The central role of dictionaries and tables in kdb, and the use of the @ function to index both, suggests seeing what we can borrow.

Call a dictionary a matrix in which the first row consists of character vectors. Call the first row the keys. Call a CSV a dictionary with more than 2 rows. The corresponding values are:

  • for a 2-row dictionary: ,1 0↓dict
  • for a >2-row dictionary: ↓⍉1 0↓
Intuitively, the keys of a CSV are its top row, and its values are its columns.

Pick Extend the left and right domains of ⊃: on the left simple or nested character vectors; requiring on the right a dictionary.

Execute Phil pointed out that dot notation has made dyadic ⍎ redundant. Extend the right domain of ⍎ to dictionaries where all the keys are valid APL names. The result is a namespace. Make the left domain be nested character vectors: a list of keys. The result is a namespace of variables corresponding to the intersection of ⍺ and keys of ⍵.

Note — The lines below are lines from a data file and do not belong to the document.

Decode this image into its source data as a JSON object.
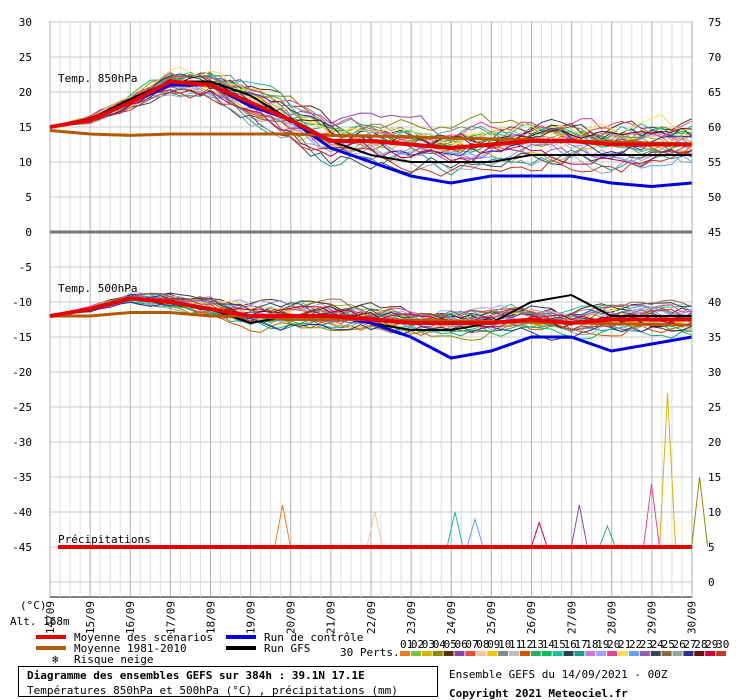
{
  "chart_data": {
    "type": "line",
    "x_labels": [
      "14/09",
      "15/09",
      "16/09",
      "17/09",
      "18/09",
      "19/09",
      "20/09",
      "21/09",
      "22/09",
      "23/09",
      "24/09",
      "25/09",
      "26/09",
      "27/09",
      "28/09",
      "29/09",
      "30/09"
    ],
    "left_ticks": [
      "30",
      "25",
      "20",
      "15",
      "10",
      "5",
      "0",
      "-5",
      "-10",
      "-15",
      "-20",
      "-25",
      "-30",
      "-35",
      "-40",
      "-45"
    ],
    "right_ticks_top": [
      "75",
      "70",
      "65",
      "60",
      "55",
      "50",
      "45"
    ],
    "right_ticks_bottom": [
      "40",
      "35",
      "30",
      "25",
      "20",
      "15",
      "10",
      "5",
      "0"
    ],
    "units_label": "(°C)",
    "altitude_label": "Alt. 168m",
    "panel_labels": {
      "t850": "Temp. 850hPa",
      "t500": "Temp. 500hPa",
      "precip": "Précipitations"
    },
    "legend": [
      {
        "label": "Moyenne des scénarios",
        "color": "#e80000"
      },
      {
        "label": "Moyenne 1981-2010",
        "color": "#b35a00"
      },
      {
        "label": "Risque neige",
        "color": "#1e90ff"
      },
      {
        "label": "Run de contrôle",
        "color": "#0000e0"
      },
      {
        "label": "Run GFS",
        "color": "#000000"
      }
    ],
    "perts_label": "30 Perts.",
    "pert_numbers": [
      "01",
      "02",
      "03",
      "04",
      "05",
      "06",
      "07",
      "08",
      "09",
      "10",
      "11",
      "12",
      "13",
      "14",
      "15",
      "16",
      "17",
      "18",
      "19",
      "20",
      "21",
      "22",
      "23",
      "24",
      "25",
      "26",
      "27",
      "28",
      "29",
      "30"
    ],
    "pert_colors": [
      "#e67e22",
      "#7fbf3f",
      "#d4b400",
      "#8b8b00",
      "#5a2e0a",
      "#8e44ad",
      "#e74c3c",
      "#f3c6a0",
      "#f1c40f",
      "#7f8c8d",
      "#bdbdbd",
      "#d35400",
      "#27ae60",
      "#00c060",
      "#1abc9c",
      "#2c3e50",
      "#16a085",
      "#c678dd",
      "#a0a0ff",
      "#e84393",
      "#f5e050",
      "#66a0ff",
      "#9b59b6",
      "#34495e",
      "#8e6b3a",
      "#95a5a6",
      "#2d2d8c",
      "#6b0f0f",
      "#cc0033",
      "#c0392b"
    ],
    "t850_mean": [
      15,
      16,
      18.5,
      21.5,
      21,
      18.5,
      16,
      13,
      13,
      12.5,
      12,
      12.5,
      13,
      13,
      12.5,
      12.5,
      12.5
    ],
    "t850_clim": [
      14.5,
      14,
      13.8,
      14,
      14,
      14,
      14,
      13.8,
      13.7,
      13.6,
      13.4,
      13.3,
      13.2,
      13,
      12.9,
      12.7,
      12.6
    ],
    "t850_control": [
      15,
      16,
      18.5,
      21,
      21,
      18,
      16,
      12,
      10,
      8,
      7,
      8,
      8,
      8,
      7,
      6.5,
      7
    ],
    "t850_gfs": [
      15,
      16,
      19,
      21.5,
      21.5,
      19.5,
      16,
      13,
      11,
      10,
      10,
      10,
      11,
      11,
      11,
      11,
      11
    ],
    "t500_mean": [
      -12,
      -11,
      -9.5,
      -10,
      -11,
      -12,
      -12,
      -12,
      -12.5,
      -13,
      -13,
      -13,
      -12.5,
      -13,
      -12.5,
      -12.5,
      -12.5
    ],
    "t500_clim": [
      -12,
      -12,
      -11.5,
      -11.5,
      -12,
      -12,
      -12.5,
      -12.5,
      -12.5,
      -12.6,
      -12.7,
      -12.8,
      -12.9,
      -13,
      -13.1,
      -13.2,
      -13.3
    ],
    "t500_control": [
      -12,
      -11,
      -9.5,
      -10,
      -11,
      -12,
      -12,
      -12,
      -13,
      -15,
      -18,
      -17,
      -15,
      -15,
      -17,
      -16,
      -15
    ],
    "t500_gfs": [
      -12,
      -11,
      -9.5,
      -10,
      -11,
      -13,
      -12,
      -12,
      -13,
      -14,
      -14,
      -13,
      -10,
      -9,
      -12,
      -12,
      -12
    ],
    "precip_peak_mm": 22,
    "precip_spikes": [
      {
        "day": 5.8,
        "mm": 6
      },
      {
        "day": 8.1,
        "mm": 5
      },
      {
        "day": 10.1,
        "mm": 5
      },
      {
        "day": 10.6,
        "mm": 4
      },
      {
        "day": 12.2,
        "mm": 3.5
      },
      {
        "day": 13.2,
        "mm": 6
      },
      {
        "day": 13.9,
        "mm": 3
      },
      {
        "day": 15.0,
        "mm": 9
      },
      {
        "day": 15.4,
        "mm": 22
      },
      {
        "day": 16.2,
        "mm": 10
      }
    ],
    "ylim_left": [
      -45,
      30
    ],
    "grid": true
  },
  "footer": {
    "title_line": "Diagramme des ensembles GEFS sur 384h : 39.1N 17.1E",
    "subtitle_line": "Températures 850hPa et 500hPa (°C) , précipitations (mm)",
    "run_info": "Ensemble GEFS du 14/09/2021 - 00Z",
    "copyright": "Copyright 2021 Meteociel.fr"
  }
}
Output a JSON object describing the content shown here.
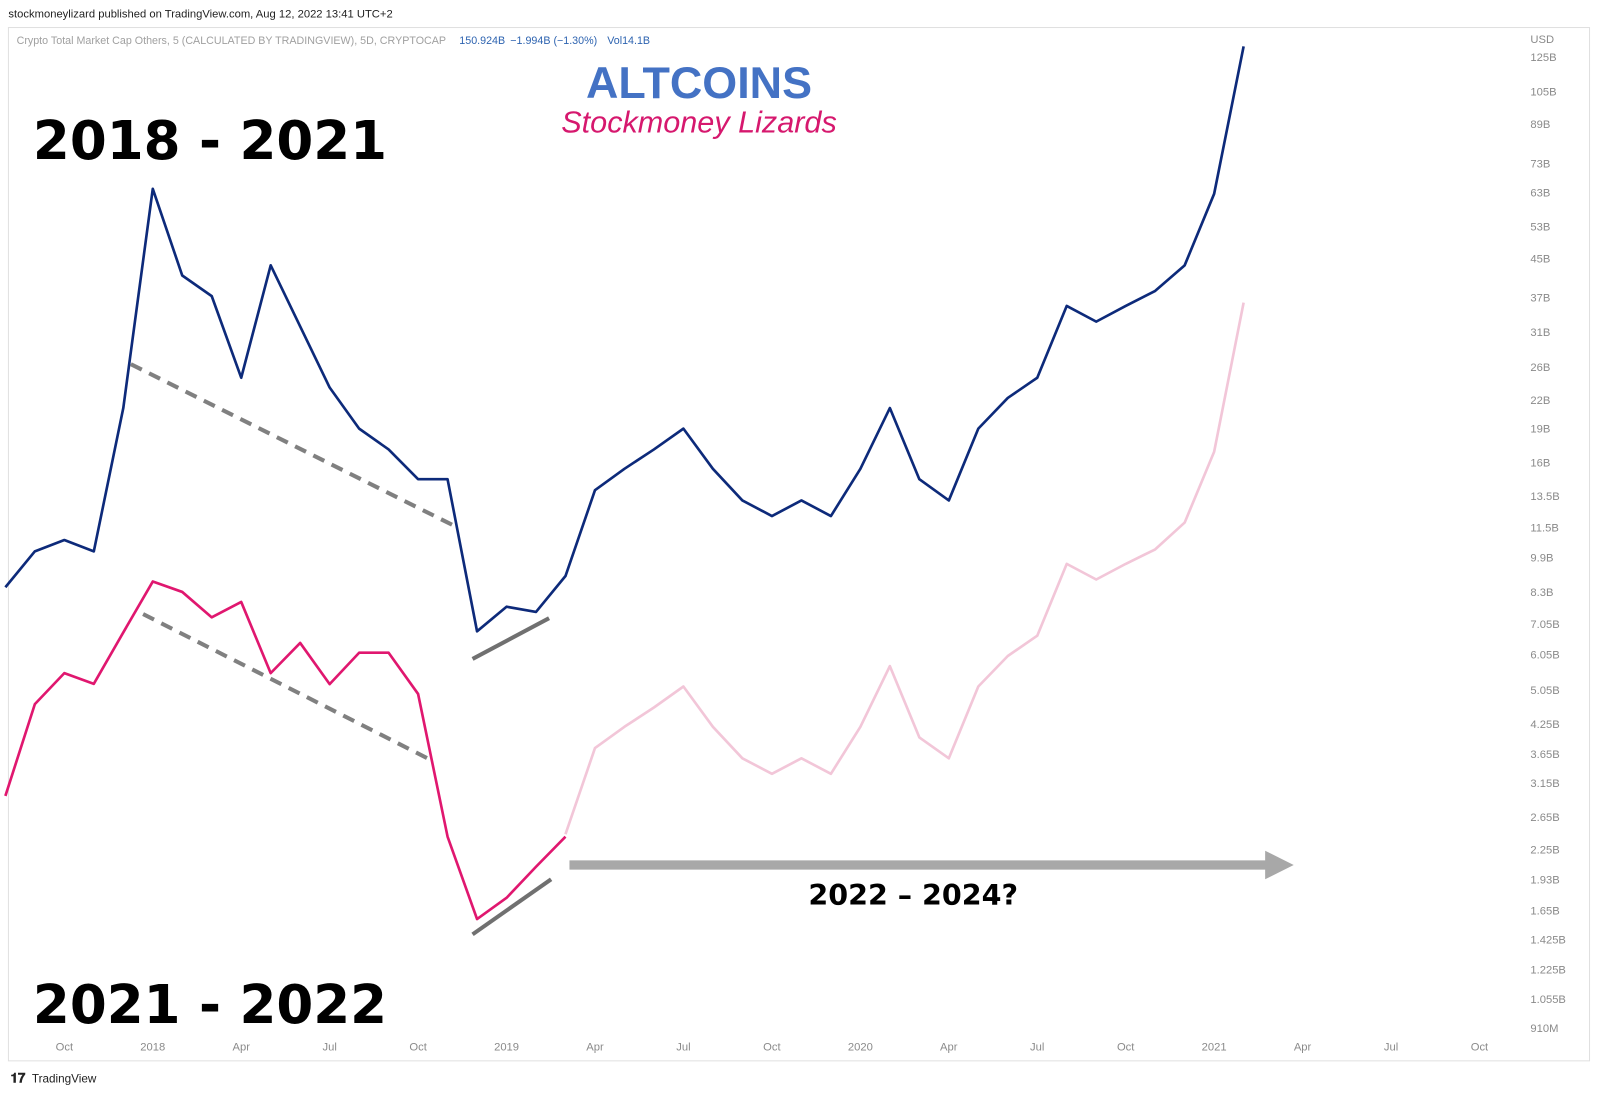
{
  "chart_data": {
    "type": "line",
    "published": "stockmoneylizard published on TradingView.com, Aug 12, 2022 13:41 UTC+2",
    "symbol": "Crypto Total Market Cap Others, 5 (CALCULATED BY TRADINGVIEW), 5D, CRYPTOCAP",
    "last": "150.924B",
    "change": "−1.994B (−1.30%)",
    "volume": "Vol14.1B",
    "title": "ALTCOINS",
    "subtitle": "Stockmoney Lizards",
    "annotations": [
      "2022 – 2024?"
    ],
    "footer": "TradingView",
    "y_unit": "USD",
    "log_scale": true,
    "grid": false,
    "x": [
      "2017-08",
      "2017-09",
      "2017-10",
      "2017-11",
      "2017-12",
      "2018-01",
      "2018-02",
      "2018-03",
      "2018-04",
      "2018-05",
      "2018-06",
      "2018-07",
      "2018-08",
      "2018-09",
      "2018-10",
      "2018-11",
      "2018-12",
      "2019-01",
      "2019-02",
      "2019-03",
      "2019-04",
      "2019-05",
      "2019-06",
      "2019-07",
      "2019-08",
      "2019-09",
      "2019-10",
      "2019-11",
      "2019-12",
      "2020-01",
      "2020-02",
      "2020-03",
      "2020-04",
      "2020-05",
      "2020-06",
      "2020-07",
      "2020-08",
      "2020-09",
      "2020-10",
      "2020-11",
      "2020-12",
      "2021-01",
      "2021-02"
    ],
    "xlim": [
      "2017-08",
      "2021-11"
    ],
    "xticks": [
      {
        "value": "2017-10",
        "label": "Oct"
      },
      {
        "value": "2018-01",
        "label": "2018"
      },
      {
        "value": "2018-04",
        "label": "Apr"
      },
      {
        "value": "2018-07",
        "label": "Jul"
      },
      {
        "value": "2018-10",
        "label": "Oct"
      },
      {
        "value": "2019-01",
        "label": "2019"
      },
      {
        "value": "2019-04",
        "label": "Apr"
      },
      {
        "value": "2019-07",
        "label": "Jul"
      },
      {
        "value": "2019-10",
        "label": "Oct"
      },
      {
        "value": "2020-01",
        "label": "2020"
      },
      {
        "value": "2020-04",
        "label": "Apr"
      },
      {
        "value": "2020-07",
        "label": "Jul"
      },
      {
        "value": "2020-10",
        "label": "Oct"
      },
      {
        "value": "2021-01",
        "label": "2021"
      },
      {
        "value": "2021-04",
        "label": "Apr"
      },
      {
        "value": "2021-07",
        "label": "Jul"
      },
      {
        "value": "2021-10",
        "label": "Oct"
      }
    ],
    "ylim": [
      770000000,
      143000000000
    ],
    "yticks": [
      {
        "value": 125000000000,
        "label": "125B"
      },
      {
        "value": 105000000000,
        "label": "105B"
      },
      {
        "value": 89000000000,
        "label": "89B"
      },
      {
        "value": 73000000000,
        "label": "73B"
      },
      {
        "value": 63000000000,
        "label": "63B"
      },
      {
        "value": 53000000000,
        "label": "53B"
      },
      {
        "value": 45000000000,
        "label": "45B"
      },
      {
        "value": 37000000000,
        "label": "37B"
      },
      {
        "value": 31000000000,
        "label": "31B"
      },
      {
        "value": 26000000000,
        "label": "26B"
      },
      {
        "value": 22000000000,
        "label": "22B"
      },
      {
        "value": 19000000000,
        "label": "19B"
      },
      {
        "value": 16000000000,
        "label": "16B"
      },
      {
        "value": 13500000000,
        "label": "13.5B"
      },
      {
        "value": 11500000000,
        "label": "11.5B"
      },
      {
        "value": 9900000000,
        "label": "9.9B"
      },
      {
        "value": 8300000000,
        "label": "8.3B"
      },
      {
        "value": 7050000000,
        "label": "7.05B"
      },
      {
        "value": 6050000000,
        "label": "6.05B"
      },
      {
        "value": 5050000000,
        "label": "5.05B"
      },
      {
        "value": 4250000000,
        "label": "4.25B"
      },
      {
        "value": 3650000000,
        "label": "3.65B"
      },
      {
        "value": 3150000000,
        "label": "3.15B"
      },
      {
        "value": 2650000000,
        "label": "2.65B"
      },
      {
        "value": 2250000000,
        "label": "2.25B"
      },
      {
        "value": 1930000000,
        "label": "1.93B"
      },
      {
        "value": 1650000000,
        "label": "1.65B"
      },
      {
        "value": 1425000000,
        "label": "1.425B"
      },
      {
        "value": 1225000000,
        "label": "1.225B"
      },
      {
        "value": 1055000000,
        "label": "1.055B"
      },
      {
        "value": 910000000,
        "label": "910M"
      }
    ],
    "series": [
      {
        "name": "2018 - 2021",
        "color": "#0d2a7a",
        "values": [
          8500000000,
          10200000000,
          10800000000,
          10200000000,
          21100000000,
          64100000000,
          41300000000,
          37200000000,
          24600000000,
          43500000000,
          31900000000,
          23400000000,
          19000000000,
          17100000000,
          14700000000,
          14700000000,
          6800000000,
          7700000000,
          7500000000,
          9000000000,
          13900000000,
          15500000000,
          17100000000,
          19000000000,
          15500000000,
          13200000000,
          12200000000,
          13200000000,
          12200000000,
          15500000000,
          21100000000,
          14700000000,
          13200000000,
          19000000000,
          22200000000,
          24600000000,
          35400000000,
          32700000000,
          35400000000,
          38200000000,
          43500000000,
          62500000000,
          132000000000
        ]
      },
      {
        "name": "2021 - 2022",
        "color": "#e0176f",
        "values": [
          2950000000,
          4700000000,
          5500000000,
          5210000000,
          6760000000,
          8750000000,
          8300000000,
          7300000000,
          7890000000,
          5500000000,
          6410000000,
          5200000000,
          6100000000,
          6100000000,
          4950000000,
          2400000000,
          1580000000,
          1760000000,
          2060000000,
          2400000000,
          null,
          null,
          null,
          null,
          null,
          null,
          null,
          null,
          null,
          null,
          null,
          null,
          null,
          null,
          null,
          null,
          null,
          null,
          null,
          null,
          null,
          null,
          null
        ]
      },
      {
        "color": "#f2c6d8",
        "values": [
          null,
          null,
          null,
          null,
          null,
          null,
          null,
          null,
          null,
          null,
          null,
          null,
          null,
          null,
          null,
          null,
          null,
          null,
          null,
          2430000000,
          3760000000,
          4190000000,
          4620000000,
          5140000000,
          4190000000,
          3570000000,
          3300000000,
          3570000000,
          3300000000,
          4190000000,
          5700000000,
          3970000000,
          3570000000,
          5140000000,
          6000000000,
          6650000000,
          9570000000,
          8840000000,
          9570000000,
          10300000000,
          11800000000,
          16900000000,
          36000000000
        ]
      }
    ]
  }
}
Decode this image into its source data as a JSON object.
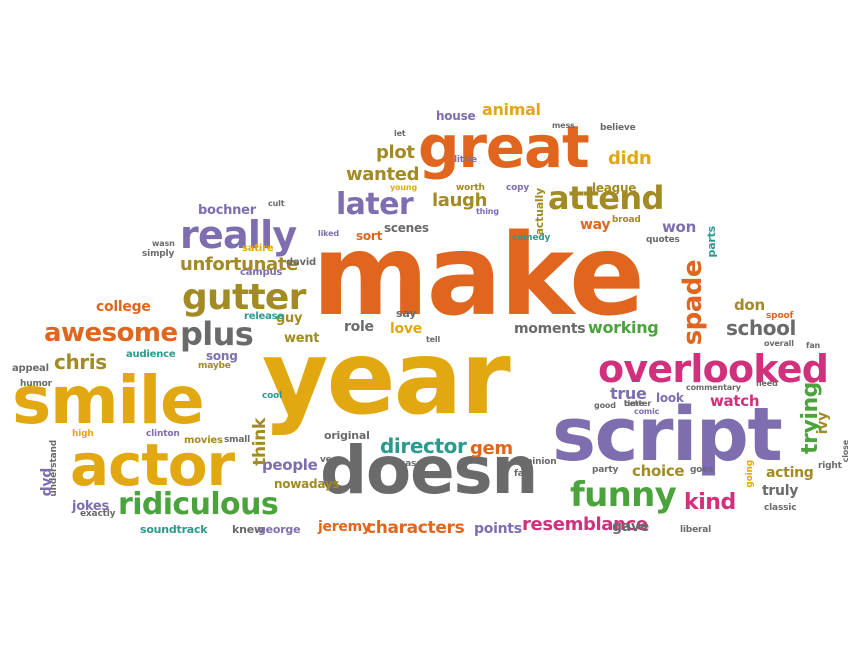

Format Extend the right domain of ⍕ to namespaces; the result is a dictionary of its variables. (Serialisations of objects capture only properties.) In the domain of dictionaries and namespaces of variables, ⍎ and ⍕ become inverses of each other.

Index Extend the right domain of monadic ⌷ to dictionaries. Return all the keys.

In terms of importing JSON to APL, suppose IJ takes a character vector string of well-formed JSON. Then

      ≢d←IJ '{cow:food;sheep:food;cat:pet;dog:pet;}' ⍝ dictionary
2
d
cow sheep cat dog
food food pet pet
d ≡ ⍕ns←⍎d ⍝ all keys in string are APL names
1
(≢⍉d) = ≢ns.⎕NL 2
1
⌷d ⍝ the keys of d
cow sheep cat dog
ns.cow ←→ 'cow' ⊃ d
ns.(cow cat) ←→ 'cow' 'cat' ⊃ d
d ←→ d⊃⍨⌷d


The ⊃ function extended to CSVs would give me the at function I presently define in APL+Win for handling tables.